Porém, conforme decorre do Probatório, a decisão do DF de Faro que apreciou a reclamação graciosa apresentada pelo impugnante marido teve por objecto a legalidade do acto de liquidação (IRS de 2006), pelo que embora tenha sido apresentado recurso hierárquico do indeferimento parcial, sempre caberia impugnação judicial da decisão deste último: na verdade, é o processo de impugnação judicial e não o recurso contencioso o meio processual adequado para impugnar contenciosamente actos que apreciem actos de liquidação [quer se trate de indeferimento de reclamações graciosas quer se trate de recursos hierárquicos delas interpostos (Cfr. art. 97º, nº 1, al. d) do CPPT.
Cfr. Jorge Lopes de Sousa, in CPPT, Anotado, I vol., 6ª edição, 2011, p. 667 – anotação 7 ao art. 76º.)] e, no caso, apesar de a decisão que indeferiu o recurso hierárquico interposto do despacho do DF de Faro (em que se decidiu proceder à reforma do primitivo despacho que deferira a reclamação graciosa deduzida pelo contribuinte A…………) se fundamentar, também, na tempestividade do próprio despacho que procede à reforma, vai para além desta apreciação da vertente formal, pois que apreciou (e teve por objecto) a legalidade daquele acto tributário de liquidação de IRS.
Assim, como sublinha o MP, não obstante ter sido apresentado recurso hierárquico do indeferimento parcial, da decisão deste último cabe impugnação judicial.
Ora, se o acto de deferimento da reclamação graciosa apresentada pelo contribuinte marido, A………… (e esse deferimento é a primeira decisão ali proferida) lhe foi notificado em 21/6/2010 (carta registada remetida em 18/6/2010, presumindo-se a notificação em 21/6/2010 – cfr. al. H) do Probatório) e se a reforma desse acto foi notificada em 27/9/2010 (cfr. al. K) do Probatório), então, face ao disposto na citada al. a) n° 2 do art. 58º do CPTA (prazo de um ano para a impugnação de actos anuláveis), a AT dispunha deste prazo para o fazer, devendo concluir-se portanto que a reforma do despacho de deferimento é tempestiva e mantendo-se válida com todos as consequências legais daí decorrentes.
Acresce que, como também sublinha o MP, podendo a revogação ser operada dentro do prazo do respectivo recurso contencioso ou até à resposta da entidade recorrida (nº 1 do art. 141º do CPA), resultando da factualidade provada que a segunda decisão foi notificada aos contribuintes em 27/9/2010 e que a impugnação judicial foi deduzida em 7/4/2011, é manifesto que a revogação foi efectuada em data anterior ao prazo que a entidade demandada tinha para contestar a acção de impugnação judicial.
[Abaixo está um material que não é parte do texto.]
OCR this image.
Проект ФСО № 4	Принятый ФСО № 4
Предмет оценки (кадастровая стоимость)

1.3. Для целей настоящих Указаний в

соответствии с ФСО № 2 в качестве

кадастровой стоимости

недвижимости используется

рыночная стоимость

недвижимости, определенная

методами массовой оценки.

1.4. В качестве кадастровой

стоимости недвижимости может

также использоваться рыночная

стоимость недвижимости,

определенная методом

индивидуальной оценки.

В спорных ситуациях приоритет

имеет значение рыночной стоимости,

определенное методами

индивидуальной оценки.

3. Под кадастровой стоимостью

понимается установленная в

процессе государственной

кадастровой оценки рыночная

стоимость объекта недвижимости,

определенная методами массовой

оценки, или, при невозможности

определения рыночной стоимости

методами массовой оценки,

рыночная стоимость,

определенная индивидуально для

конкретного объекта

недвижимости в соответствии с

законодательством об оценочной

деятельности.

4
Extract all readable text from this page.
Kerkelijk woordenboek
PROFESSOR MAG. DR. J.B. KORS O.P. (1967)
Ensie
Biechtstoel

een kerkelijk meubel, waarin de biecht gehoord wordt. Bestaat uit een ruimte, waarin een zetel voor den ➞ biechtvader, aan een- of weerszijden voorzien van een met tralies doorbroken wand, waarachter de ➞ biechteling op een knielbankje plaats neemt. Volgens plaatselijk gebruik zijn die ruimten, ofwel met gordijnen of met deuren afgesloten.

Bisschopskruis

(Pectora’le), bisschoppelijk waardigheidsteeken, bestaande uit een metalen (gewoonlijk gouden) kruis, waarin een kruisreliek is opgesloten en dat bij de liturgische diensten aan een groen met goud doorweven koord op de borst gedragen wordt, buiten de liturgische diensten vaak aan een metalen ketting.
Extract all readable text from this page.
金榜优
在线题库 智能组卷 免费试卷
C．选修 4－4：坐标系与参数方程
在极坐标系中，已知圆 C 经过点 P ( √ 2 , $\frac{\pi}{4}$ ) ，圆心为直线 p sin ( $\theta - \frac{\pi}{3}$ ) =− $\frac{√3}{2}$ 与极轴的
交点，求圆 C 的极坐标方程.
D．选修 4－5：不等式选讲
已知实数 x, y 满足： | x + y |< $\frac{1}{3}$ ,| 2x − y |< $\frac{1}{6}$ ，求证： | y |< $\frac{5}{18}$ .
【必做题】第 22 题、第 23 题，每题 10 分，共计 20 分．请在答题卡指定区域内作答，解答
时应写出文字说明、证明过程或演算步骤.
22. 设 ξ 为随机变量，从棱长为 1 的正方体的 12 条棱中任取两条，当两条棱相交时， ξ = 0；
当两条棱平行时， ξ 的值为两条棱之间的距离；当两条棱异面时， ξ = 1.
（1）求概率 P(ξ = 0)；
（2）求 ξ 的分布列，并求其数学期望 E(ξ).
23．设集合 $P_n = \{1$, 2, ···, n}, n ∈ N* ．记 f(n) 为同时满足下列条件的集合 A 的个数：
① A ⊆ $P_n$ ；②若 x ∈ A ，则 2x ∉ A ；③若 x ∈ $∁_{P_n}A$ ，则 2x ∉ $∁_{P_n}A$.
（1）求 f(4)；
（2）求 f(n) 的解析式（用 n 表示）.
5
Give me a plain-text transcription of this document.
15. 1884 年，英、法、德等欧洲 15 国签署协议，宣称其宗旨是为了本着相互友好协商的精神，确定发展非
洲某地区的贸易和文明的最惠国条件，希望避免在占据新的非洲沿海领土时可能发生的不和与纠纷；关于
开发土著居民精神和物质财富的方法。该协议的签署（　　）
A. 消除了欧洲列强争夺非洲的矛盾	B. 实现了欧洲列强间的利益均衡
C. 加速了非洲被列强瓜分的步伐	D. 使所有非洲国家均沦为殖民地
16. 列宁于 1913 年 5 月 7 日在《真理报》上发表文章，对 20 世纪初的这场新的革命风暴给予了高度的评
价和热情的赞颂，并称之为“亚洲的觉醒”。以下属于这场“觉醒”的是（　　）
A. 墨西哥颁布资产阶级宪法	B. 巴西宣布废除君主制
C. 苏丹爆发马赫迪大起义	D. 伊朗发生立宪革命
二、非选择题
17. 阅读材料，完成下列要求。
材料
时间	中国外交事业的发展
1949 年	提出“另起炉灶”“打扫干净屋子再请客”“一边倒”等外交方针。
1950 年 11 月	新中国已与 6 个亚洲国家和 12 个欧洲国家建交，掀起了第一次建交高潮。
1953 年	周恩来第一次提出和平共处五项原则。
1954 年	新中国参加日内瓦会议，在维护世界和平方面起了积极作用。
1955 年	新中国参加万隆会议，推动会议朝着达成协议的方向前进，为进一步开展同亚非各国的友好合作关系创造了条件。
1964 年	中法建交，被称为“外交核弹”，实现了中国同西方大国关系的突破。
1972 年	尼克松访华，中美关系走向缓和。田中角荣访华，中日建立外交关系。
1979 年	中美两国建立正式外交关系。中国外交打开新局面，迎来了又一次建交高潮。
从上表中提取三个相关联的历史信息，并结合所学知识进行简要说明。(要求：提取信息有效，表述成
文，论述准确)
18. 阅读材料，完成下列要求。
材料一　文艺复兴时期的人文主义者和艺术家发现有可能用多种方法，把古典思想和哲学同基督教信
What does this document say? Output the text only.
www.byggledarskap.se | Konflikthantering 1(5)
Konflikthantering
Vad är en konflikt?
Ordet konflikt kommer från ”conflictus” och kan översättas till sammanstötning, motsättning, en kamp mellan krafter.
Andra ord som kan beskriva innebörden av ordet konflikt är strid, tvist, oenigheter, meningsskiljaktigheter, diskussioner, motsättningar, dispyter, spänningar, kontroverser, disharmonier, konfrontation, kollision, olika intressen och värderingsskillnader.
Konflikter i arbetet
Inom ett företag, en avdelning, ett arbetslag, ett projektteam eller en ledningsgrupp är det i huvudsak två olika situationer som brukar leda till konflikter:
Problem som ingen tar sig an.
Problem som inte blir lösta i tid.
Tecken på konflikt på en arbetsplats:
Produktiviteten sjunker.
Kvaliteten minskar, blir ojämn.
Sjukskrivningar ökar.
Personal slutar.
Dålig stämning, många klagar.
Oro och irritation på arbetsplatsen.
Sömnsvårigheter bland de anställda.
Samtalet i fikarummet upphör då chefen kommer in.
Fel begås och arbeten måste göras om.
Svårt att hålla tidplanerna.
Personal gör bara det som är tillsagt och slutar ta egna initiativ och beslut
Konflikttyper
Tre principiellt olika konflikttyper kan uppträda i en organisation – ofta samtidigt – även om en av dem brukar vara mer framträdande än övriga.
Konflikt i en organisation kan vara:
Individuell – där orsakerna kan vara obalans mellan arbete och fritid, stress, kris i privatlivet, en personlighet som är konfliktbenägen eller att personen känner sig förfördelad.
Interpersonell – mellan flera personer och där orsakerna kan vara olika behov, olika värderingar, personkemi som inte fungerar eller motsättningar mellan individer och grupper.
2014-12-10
Sendo que, como decorre do disposto no art. 112º do CPPT (ao possibilitar à AT a revogação do acto impugnado no prazo que tem para contestar a respectiva acção de impugnação judicial) a faculdade de revogação do acto inválido persiste enquanto este não estiver estabilizado, ou seja, enquanto possa ser impugnado contenciosamente.
Nestes termos, procede o recurso, impondo-se a baixa dos autos à instância para conhecimento dos demais vícios cuja apreciação foi julgada prejudicada pela decisão recorrida.

DECISÃO
Nestes termos, acorda-se em, dando provimento ao recurso, revogar a sentença recorrida e ordenar a baixa dos autos à 1ª instância para, se a tanto nada mais obstar, serem conhecidos os demais vícios invocados, cuja apreciação se considerou prejudicada face ao teor da concreta decisão proferida.
Sem custas.
Lisboa, 15 de Março de 2017. – Casimiro Gonçalves (relator) – Isabel Marques da Silva – Pedro Delgado.